3.5. Summary of Requirements
(1)The office group generally had health problems, especially some subhealth problems. Their understanding of cervical spondylosis and lumbar spondylosis was not very accurate.(2)Users needed accurate fitness action guidance, appropriate fitness equipment design, reasonable fitness time settings, and interesting fitness game content.(3)This group had less time for fitness, and the time is not concentrated, so it was not suitable for going to the gym for systematic training.(4)The main fitness methods of the surveyed users were running, exercising with simple fitness equipment at home, etc.(5)In terms of whether it is acceptable to join the virtual reality technology, most people were acceptable and interested in it, which proved that the research on this topic was feasible and had market prospects.
4. Conclusions
With the development of science and technology and the concept of “national fitness,” more and more people begin to pay attention to their own health.

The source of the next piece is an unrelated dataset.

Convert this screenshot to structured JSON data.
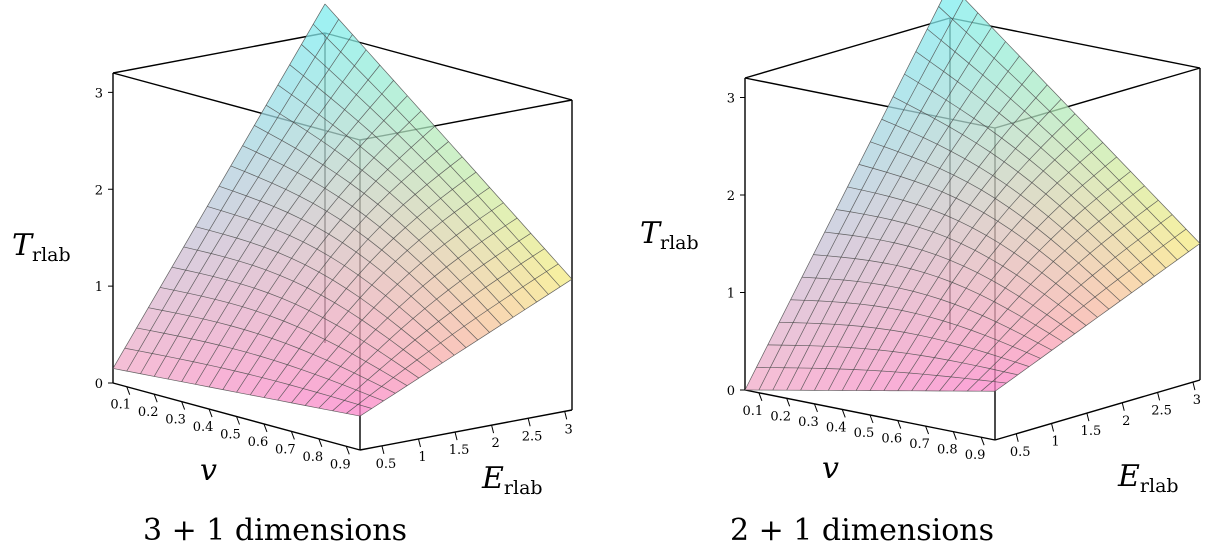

People are no longer satisfied with the traditional fitness model, and the addition of high-tech and virtual reality technology makes exercise no longer boring. The progress of society has made most people become office workers, and they do not need to go out to do some physical work, but the long-term desk work that follows has also affected the health of office workers. Therefore, it is necessary and promising to design a virtual fitness product that integrates entertainment and fitness. This paper takes Kinect virtual technology as the technical support and the office family as the target group, summarizing the research status at home and abroad through literature reading, in order to study the characteristics of the target users. Then, with the help of user interviews, questionnaires, field research, and network research, the user’s needs and design points are summarized. Finally, through the design practice, the validity of the subject research is illustrated, and the subsequent research on the home fitness products of office family provides a reference. However, due to personal knowledge, time, energy, and other reasons, the research still has shortcomings. As virtual reality technology is more and more understood by people, it is believed that this technology will be applied to more fitness products in the future, enriching the types of fitness products, which will help people to better exercise and maintain their health.
Data Availability
The data used to support the findings of this study are available from the corresponding author upon request.
Conflicts of Interest
The authors declare that they have no conflicts of interest.